Shiseido Successfully Completes Acquisition Of Bare Escentuals
Shiseido Co., Ltd. (Tokyo Stock Exchange, First Section: 4911) (“Shiseido”), the Japan-based leading global cosmetics company, announced today the successful completion of the subsequent offering period offered by its indirect wholly-owned subsidiary Blush Acquisition Corporation (Head Office: Delaware, USA; hereafter, “Purchaser”) for the remaining shares of common stock of Bare Escentuals, Inc. (NASDAQ:BARE) (“Bare Escentuals”) following a tender offer for all of the outstanding Bare Escentuals’ shares for US$18.20 per share in cash (the “Offer”).
As of the expiration of the subsequent offering period at 12:00 midnight, New York City time, on March 11, 2010, combined with the shares tendered in the initial offering period (January 25, 2010 to 12:00 midnight on March 8, 2010, New York City time), a total of 79,953,491 Bare Escentuals’ shares were tendered, representing approximately 86.9% of Bare Escentuals’ outstanding shares.

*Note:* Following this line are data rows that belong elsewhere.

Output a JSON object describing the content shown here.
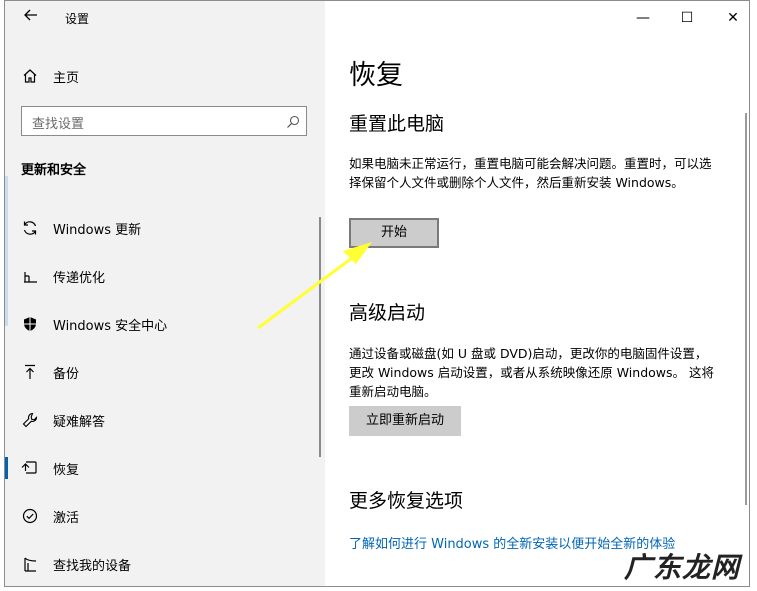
{
  "window": {
    "title": "设置",
    "controls": {
      "minimize": "—",
      "maximize": "☐",
      "close": "✕"
    }
  },
  "sidebar": {
    "home_label": "主页",
    "search_placeholder": "查找设置",
    "section_title": "更新和安全",
    "items": [
      {
        "label": "Windows 更新",
        "icon": "sync-icon",
        "active": false
      },
      {
        "label": "传递优化",
        "icon": "delivery-optimization-icon",
        "active": false
      },
      {
        "label": "Windows 安全中心",
        "icon": "shield-icon",
        "active": false
      },
      {
        "label": "备份",
        "icon": "backup-arrow-icon",
        "active": false
      },
      {
        "label": "疑难解答",
        "icon": "wrench-icon",
        "active": false
      },
      {
        "label": "恢复",
        "icon": "recovery-icon",
        "active": true
      },
      {
        "label": "激活",
        "icon": "activation-check-icon",
        "active": false
      },
      {
        "label": "查找我的设备",
        "icon": "find-device-icon",
        "active": false
      }
    ]
  },
  "main": {
    "page_title": "恢复",
    "reset": {
      "heading": "重置此电脑",
      "description": "如果电脑未正常运行，重置电脑可能会解决问题。重置时，可以选择保留个人文件或删除个人文件，然后重新安装 Windows。",
      "button_label": "开始"
    },
    "advanced": {
      "heading": "高级启动",
      "description": "通过设备或磁盘(如 U 盘或 DVD)启动，更改你的电脑固件设置，更改 Windows 启动设置，或者从系统映像还原 Windows。 这将重新启动电脑。",
      "button_label": "立即重新启动"
    },
    "more": {
      "heading": "更多恢复选项",
      "link": "了解如何进行 Windows 的全新安装以便开始全新的体验"
    }
  },
  "annotation": {
    "arrow_color": "#ffff33"
  },
  "watermark": {
    "text": "广东龙网"
  },
  "colors": {
    "accent": "#0063b1",
    "link": "#0066b4",
    "sidebar_bg": "#f2f2f2",
    "button_bg": "#cccccc"
  }
}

Following the completion of the subsequent offering period, Blush Holdings, LLC, the immediate parent company of the Purchaser ("Blush Holdings") contributed 4,710,963 shares to Purchaser, which Blush Holdings acquired through certain transactions with an affiliate of Leslie A. Blodgett, Bare Escentuals' Chief Executive Officer. As a result of the contribution of shares from Blush Holdings and the purchase of shares in the Offer, Purchaser owned more than 90% of the outstanding shares of Bare Escentuals as of March 12, 2010.

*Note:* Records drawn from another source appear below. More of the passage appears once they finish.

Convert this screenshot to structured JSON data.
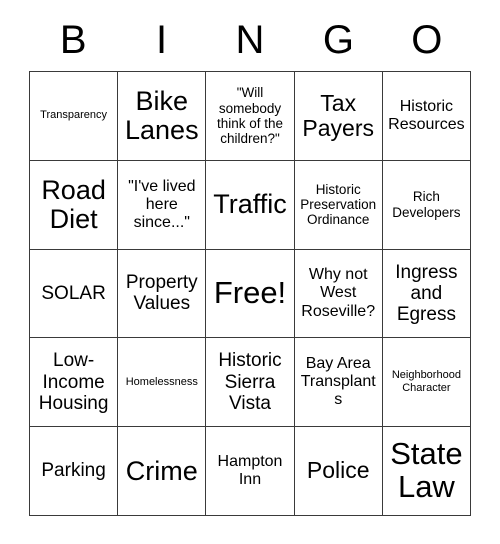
{
  "card": {
    "header_letters": [
      "B",
      "I",
      "N",
      "G",
      "O"
    ],
    "rows": [
      [
        {
          "text": "Transparency",
          "size": "fs-xs"
        },
        {
          "text": "Bike\nLanes",
          "size": "fs-xxl"
        },
        {
          "text": "\"Will\nsomebody\nthink of the\nchildren?\"",
          "size": "fs-sm"
        },
        {
          "text": "Tax\nPayers",
          "size": "fs-xl"
        },
        {
          "text": "Historic\nResources",
          "size": "fs-md"
        }
      ],
      [
        {
          "text": "Road\nDiet",
          "size": "fs-xxl"
        },
        {
          "text": "\"I've lived\nhere\nsince...\"",
          "size": "fs-md"
        },
        {
          "text": "Traffic",
          "size": "fs-xxl"
        },
        {
          "text": "Historic\nPreservation\nOrdinance",
          "size": "fs-sm"
        },
        {
          "text": "Rich\nDevelopers",
          "size": "fs-sm"
        }
      ],
      [
        {
          "text": "SOLAR",
          "size": "fs-lg"
        },
        {
          "text": "Property\nValues",
          "size": "fs-lg"
        },
        {
          "text": "Free!",
          "size": "fs-huge"
        },
        {
          "text": "Why not\nWest\nRoseville?",
          "size": "fs-md"
        },
        {
          "text": "Ingress\nand\nEgress",
          "size": "fs-lg"
        }
      ],
      [
        {
          "text": "Low-\nIncome\nHousing",
          "size": "fs-lg"
        },
        {
          "text": "Homelessness",
          "size": "fs-xs"
        },
        {
          "text": "Historic\nSierra\nVista",
          "size": "fs-lg"
        },
        {
          "text": "Bay Area\nTransplants",
          "size": "fs-md"
        },
        {
          "text": "Neighborhood\nCharacter",
          "size": "fs-xs"
        }
      ],
      [
        {
          "text": "Parking",
          "size": "fs-lg"
        },
        {
          "text": "Crime",
          "size": "fs-xxl"
        },
        {
          "text": "Hampton\nInn",
          "size": "fs-md"
        },
        {
          "text": "Police",
          "size": "fs-xl"
        },
        {
          "text": "State\nLaw",
          "size": "fs-huge"
        }
      ]
    ]
  }
}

Thereafter on March 12, 2010, in accordance with Delaware law, Purchaser completed a short-form merger with and into Bare Escentuals, thereby consummating Shiseido’s acquisition of Bare Escentuals. Upon effectiveness of the merger on March 12, 2010, shares of Bare Escentuals that were not tendered in the Offer (except for shares held in the treasury of Bare Escentuals or owned by Shiseido or Purchaser or any direct or indirect subsidiary of Shiseido, Purchaser or Bare Escentuals or shares for which appraisal rights are properly demanded) were automatically cancelled and converted into the right to receive $18.20 per share in cash, without interest, subject to applicable withholding taxes, the per share purchase price in the Offer.